What happened

Shareholders of Expedia Group (EXPE -0.47%) managed positive returns through a volatile market last year. The stock gained 22% in 2020 compared to a 16% rise in the S&P 500, according to data provided by S&P Global Market Intelligence.

Shares of the travel booking giant had been down by over 50% at one point in the year, but they recovered all of that lost ground as investors began looking past the COVID-19 pandemic.

A couple on vacation.

Image source: Getty Images.

So what

Expedia shares were among the hardest hit during the sell-off that struck Wall Street in March. The company's focus on the travel industry exposed it to a potentially massive revenue slump through the pandemic. In fact, sales did fall by over 80% as travel and vacation volumes plummeted. It was forced to take on more debt as cash flow turned sharply negative.

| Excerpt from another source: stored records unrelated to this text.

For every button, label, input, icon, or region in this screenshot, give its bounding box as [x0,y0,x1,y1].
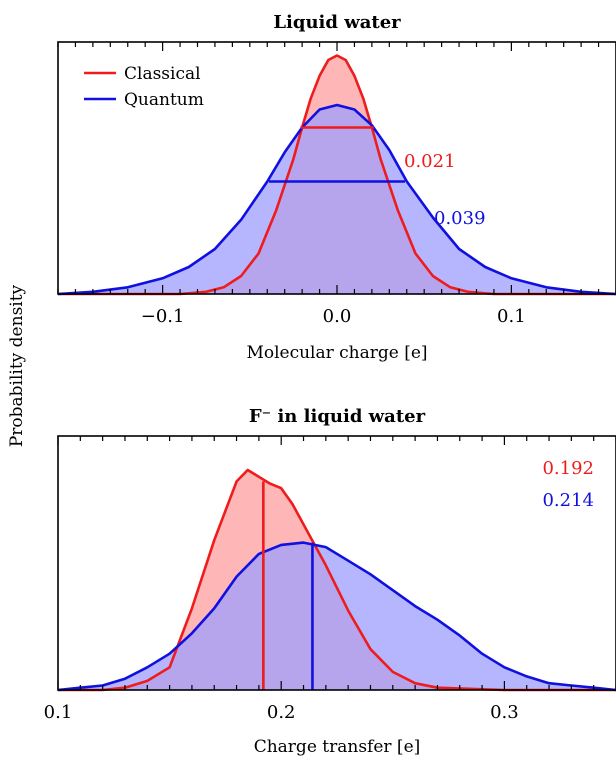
plot-area [57,468,616,692]
legend-label-quantum: Quantum [124,90,204,110]
series-line-quantum [57,541,616,692]
panel-f-minus-liquid-water: F⁻ in liquid water 0.1 0.2 0.3 Charge tran… [44,406,616,757]
plot-frame [57,435,616,691]
area-quantum [58,105,616,294]
legend: Classical Quantum [84,64,204,110]
area-quantum [58,542,616,690]
x-axis-label: Molecular charge [e] [246,343,427,363]
plot-area [57,54,616,296]
x-tick-label: 0.1 [44,702,73,723]
y-axis-label: Probability density [7,284,27,447]
annotation-classical-mean: 0.192 [542,458,594,479]
x-tick-label: 0.2 [267,702,296,723]
legend-label-classical: Classical [124,64,201,84]
panel-title: Liquid water [273,12,401,33]
x-tick-label: −0.1 [141,306,185,327]
x-tick-label: 0.3 [490,702,519,723]
x-axis-label: Charge transfer [e] [254,737,421,757]
annotation-classical-width: 0.021 [404,151,456,172]
x-ticks: 0.1 0.2 0.3 [44,436,616,723]
x-tick-label: 0.1 [497,306,526,327]
panel-liquid-water: Liquid water −0.1 0.0 0.1 Molecular charge… [57,12,616,363]
series-line-classical [58,54,616,296]
annotation-quantum-width: 0.039 [434,208,486,229]
series-line-quantum [57,103,616,296]
annotation-quantum-mean: 0.214 [542,490,594,511]
x-ticks: −0.1 0.0 0.1 [57,42,616,327]
x-tick-label: 0.0 [323,306,352,327]
panel-title: F⁻ in liquid water [249,406,426,427]
series-line-classical [58,468,616,692]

Operating trends have steadily improved since April, though, and Expedia in early November reported encouraging rebounds in hotel and travel bookings. Sales declines landed at 58% in the fiscal third quarter compared to an 82% drop in the previous quarter.

Now what

Investors predicting a quick rebound should approach the stock with plenty of caution. Air travel and vacation trends likely won't fully recover until the COVID-19 threat has passed. Thus, while Expedia might show improving sales and profit trends over the next few quarters, it might be a year or longer before it begins setting new operating records.

Still, some investors might prefer owning this tech specialist, or peers like TripAdvisor, over airline stocks, which are burdened with much higher fixed costs.